Шрифт:
Интервал:
Закладка:
Рассказывая, он испытывал удовольствие, словно играл лаконичную суровую мелодию на басовых струнах. Он не носил в себе свое знание. Слишком простое и понятное, оно принадлежало всем и никому в отдельности; каждый мог вооружиться и попробовать. Знаев рассказывал десятки раз десяткам людей и готов был рассказывать снова и снова.
Люди, правда, относились к его речам по-разному. Мама, например — он поделился с ней лет в семнадцать, когда система была разработана в мельчайших деталях, — только вздохнула. Друг детства — зауважал, но не проявил большого интереса. Друг молодости — посмеялся. Бывшая жена сказала, что он, Знайка, долго не протянет. Бывший деловой партнер Солодюк заявил, что второго такого, как банкир Знаев, нет и не может быть. Герман Жаров покрутил пальцем у виска и позвал пить текилу. Алекс Горохов употребил слова «тяжело» и «сложно». Никто не захотел освоить систему. Никто не решился нагнуться и подобрать лежащее в пыли богатство…
Он собрался было рассказать притихшей, напряженной девушке про Отто Шмидта, знаменитого русского ученого, который в юном возрасте составил программу действий на всю жизнь вперед. Выучить науки, овладеть иностранными языками, совершить путешествия, стать профессором, академиком и так далее. Отто Шмидт не был наивен. Сразу после составления списка он взял карандашик и подсчитал время, нужное для выполнения своей программы. Вышло триста лет. Он расстроился и стал вычеркивать менее важные пункты. Опять подсчитал — получилось сто пятьдесят. Он работал всю жизнь, сберегая всякую свободную минуту, и умер глубоким стариком, полностью выполнив программу, рассчитанную на полтора века.
Или можно было поведать про английского историка Генри Томаса Бокля, в юности задумавшего создать «Историю цивилизации Земли». Он тоже не был наивен и понимал, что его ожидает колоссальный объем работы.

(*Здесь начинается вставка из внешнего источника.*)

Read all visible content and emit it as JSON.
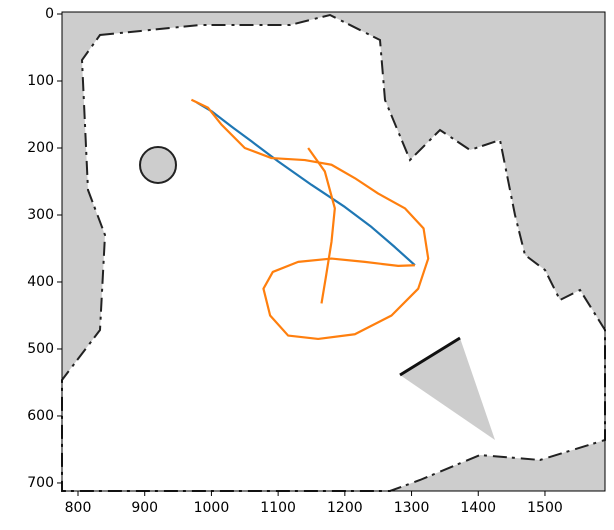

Но он не испугался работы, послал всех к черту, отказался от всего: от развлечений, отдыха, — только прогулка, каждый день, чтоб мозги проветрить. Через несколько лет напряженного труда он понял, что не сможет сделать то, что хотел. Решил сузить задачу: написать «Историю цивилизации Европы». Прошли годы, он работал как заведенный, но вскоре ему пришлось опять переименовать работу в «Историю цивилизации Англии». Он умер со словами «Я не успею закончить мою книгу»…
Знаев мог бы упомянуть великого Вернадского, в юности поставившего целью «быть возможно могущественнее умом, знаниями, талантами, когда… ум будет невозможно разнообразно занят».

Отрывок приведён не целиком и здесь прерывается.